Bijwoorden van tijd geven aan wanneer de actie of gebeurtenis plaatsvindt. Bijwoorden van tijd beantwoorden de vragen
wann, wie oft, wie lange?Er kommt später.Wil je er komen? später.allezeitkaalBisherDamalsebenfrüherheuteheutzutageImmerjahrelangjemalsjetztmorgennachherneuerdingsnie / niemalsseitdemstetsübermorgenvorherZuerst
Bijwoorden met -s- Veel zelfstandige naamwoorden met tijdgerelateerde betekenissen kunnen worden omgezet in bijwoorden door de letter -s toe te voegen montags, dienstags, enz sommers, winters maar niet Herbst of Frühling morgens, mittags, abends zeitlebens (heel je leven) Anfangs
Montags gehe ich zur Deutschklasse.
Bijwoorden met twee tijdframes / punten in de tijd Einst/ eenmaal, tegelijk: wordt gebruikt om een tijdschema / punt in de toekomst en het verleden te beschrijven.
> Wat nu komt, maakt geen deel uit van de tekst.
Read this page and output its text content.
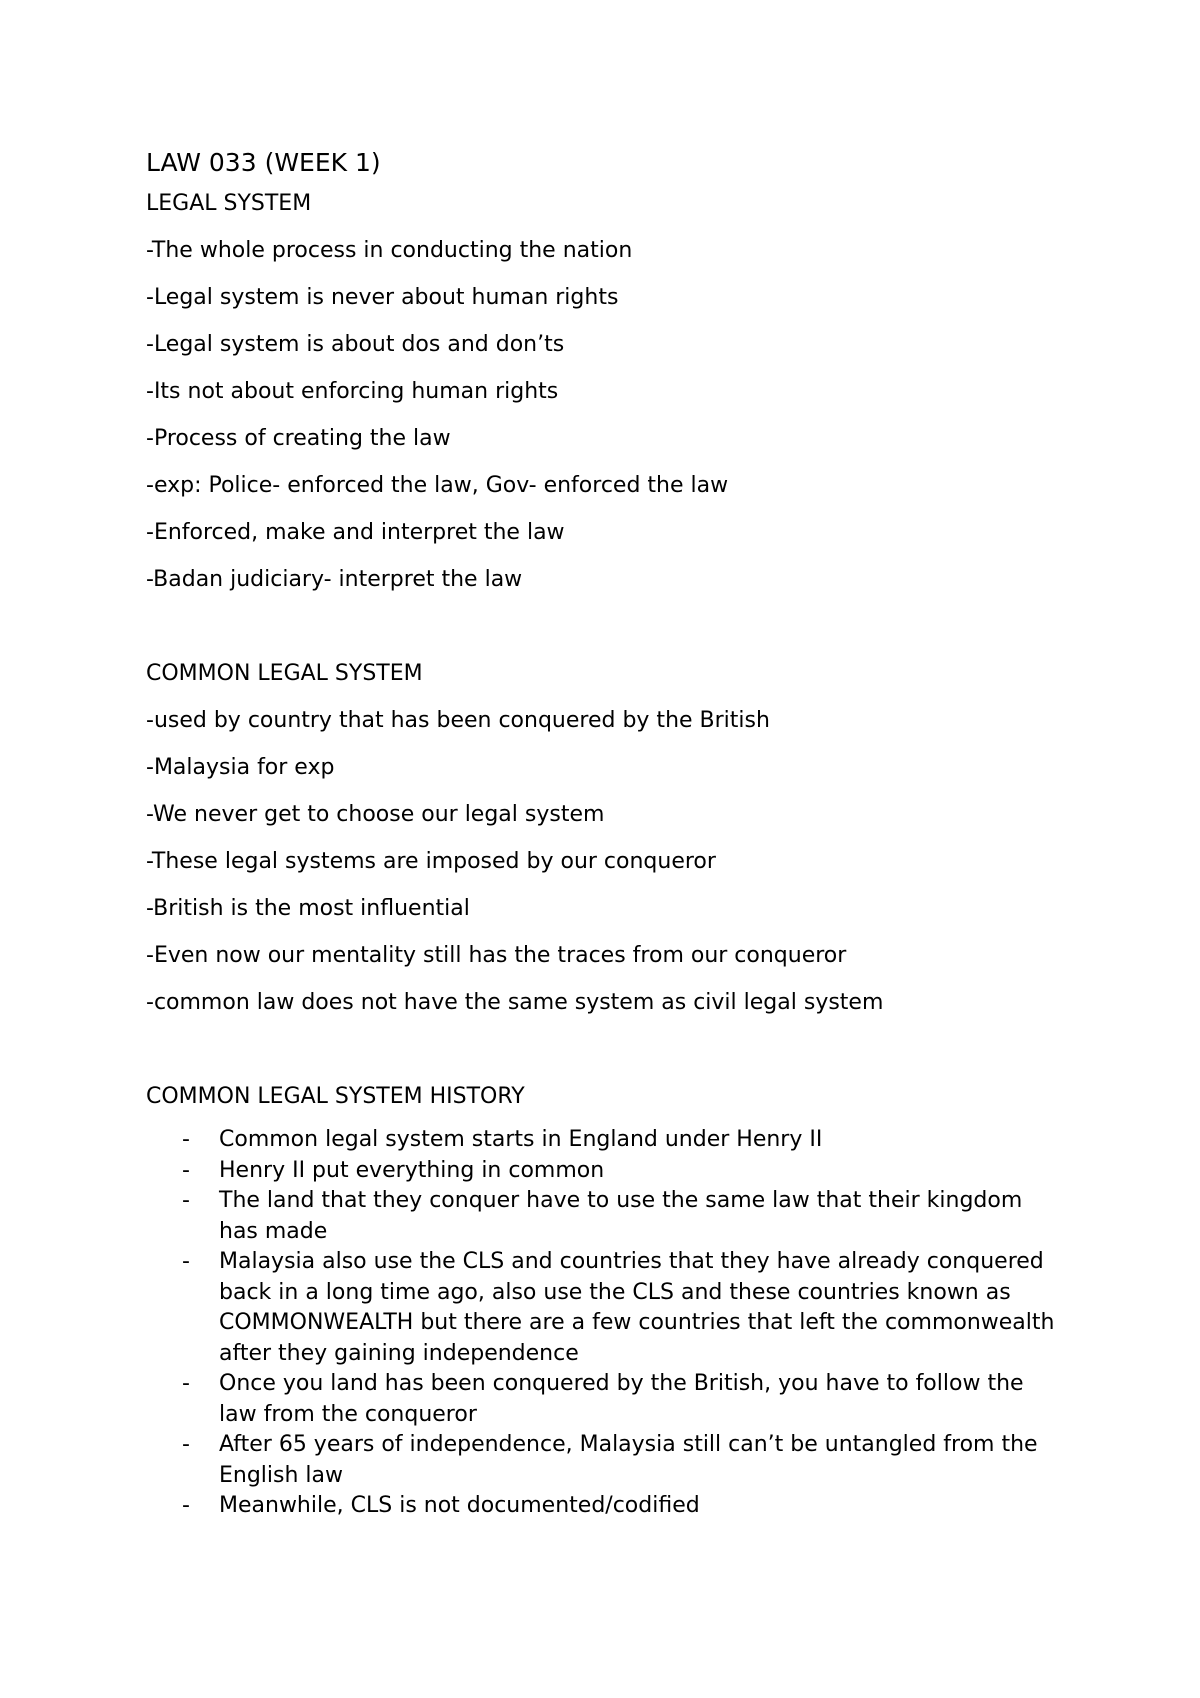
LAW 033 (WEEK 1)
LEGAL SYSTEM
-The whole process in conducting the nation
-Legal system is never about human rights
-Legal system is about dos and don’ts
-Its not about enforcing human rights
-Process of creating the law
-exp: Police- enforced the law, Gov- enforced the law
-Enforced, make and interpret the law
-Badan judiciary- interpret the law
COMMON LEGAL SYSTEM
-used by country that has been conquered by the British
-Malaysia for exp
-We never get to choose our legal system
-These legal systems are imposed by our conqueror
-British is the most influential
-Even now our mentality still has the traces from our conqueror
-common law does not have the same system as civil legal system
COMMON LEGAL SYSTEM HISTORY
- Common legal system starts in England under Henry II
- Henry II put everything in common
- The land that they conquer have to use the same law that their kingdom has made
- Malaysia also use the CLS and countries that they have already conquered back in a long time ago, also use the CLS and these countries known as COMMONWEALTH but there are a few countries that left the commonwealth after they gaining independence
- Once you land has been conquered by the British, you have to follow the law from the conqueror
- After 65 years of independence, Malaysia still can’t be untangled from the English law
- Meanwhile, CLS is not documented/codified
Bijvoorbeeld, Einst wollte er heiraten, aber jetzt nicht mehr. (Ooit wilde hij trouwen, maar nu niet meer.) Einst wird der Tag kommen, wo ich Großmutter sein werde. (De dag zal komen waarop ik grootmoeder zal zijn.) gerade: gebruikt om een tijdsbestek / tijdstip in het heden te beschrijven, evenals het verleden dat zojuist plaatsvond. Bijvoorbeeld, Mein Vater ist gerade bei der Arbeit. (Mijn vader is momenteel aan het werk.) Sie ist gerade zur Kirche gegangen. (Ze ging gewoon naar de kerk.)